Chemical-potential-based Lattice Boltzmann Method for Nonideal Fluids

TL;DR

This paper introduces a chemical-potential-based lattice Boltzmann model for simulating multiphase flows, improving efficiency and enabling control of wettability through surface chemical potential adjustments.

Contribution

The model directly evaluates nonideal force via chemical potential, satisfying thermodynamics and Galilean invariance, and allows linear tuning of contact angles.

Findings

Contact angle linearly tuned by surface chemical potential

Model satisfies thermodynamics and Galilean invariance

Improved computational efficiency by avoiding pressure tensor calculation

Abstract

Chemical potential is an effective way to drive phase transition or express wettability. In this letter, we present a chemical-potential-based lattice Boltzmann model to simulate multiphase flows.
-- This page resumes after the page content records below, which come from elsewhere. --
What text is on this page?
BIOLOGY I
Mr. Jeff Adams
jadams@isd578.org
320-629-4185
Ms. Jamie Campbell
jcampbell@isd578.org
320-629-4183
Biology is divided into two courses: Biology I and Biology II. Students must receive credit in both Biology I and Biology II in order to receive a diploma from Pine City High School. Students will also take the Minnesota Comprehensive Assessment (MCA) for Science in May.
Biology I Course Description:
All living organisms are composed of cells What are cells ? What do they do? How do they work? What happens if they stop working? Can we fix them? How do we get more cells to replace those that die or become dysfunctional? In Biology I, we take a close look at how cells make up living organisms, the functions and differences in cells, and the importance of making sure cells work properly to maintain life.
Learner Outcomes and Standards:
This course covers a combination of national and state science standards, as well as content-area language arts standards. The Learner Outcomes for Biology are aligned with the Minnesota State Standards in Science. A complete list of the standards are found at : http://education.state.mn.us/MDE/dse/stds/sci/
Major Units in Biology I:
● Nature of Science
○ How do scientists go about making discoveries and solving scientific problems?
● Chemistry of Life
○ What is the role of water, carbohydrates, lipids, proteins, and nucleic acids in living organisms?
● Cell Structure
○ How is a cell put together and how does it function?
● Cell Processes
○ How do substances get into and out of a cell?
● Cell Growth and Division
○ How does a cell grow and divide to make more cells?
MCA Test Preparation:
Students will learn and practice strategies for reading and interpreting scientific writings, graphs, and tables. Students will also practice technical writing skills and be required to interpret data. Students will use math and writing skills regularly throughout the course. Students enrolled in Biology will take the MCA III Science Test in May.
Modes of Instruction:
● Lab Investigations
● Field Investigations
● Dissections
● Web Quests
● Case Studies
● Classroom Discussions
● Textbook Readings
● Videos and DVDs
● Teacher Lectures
The nonideal force is directly evaluated by a chemical potential. The model theoretically satisfies thermodynamics and Galilean invariance. The computational efficiency is improved owing to avoiding the calculation of pressure tensor. We have derived several chemical potentials of the popular equations of state from the free-energy density function. An effective chemical-potential boundary condition is implemented to investigate the wettability of a solid surface. Remarkably, the numerical results show that the contact angle can be linearly tuned by the surface chemical potential.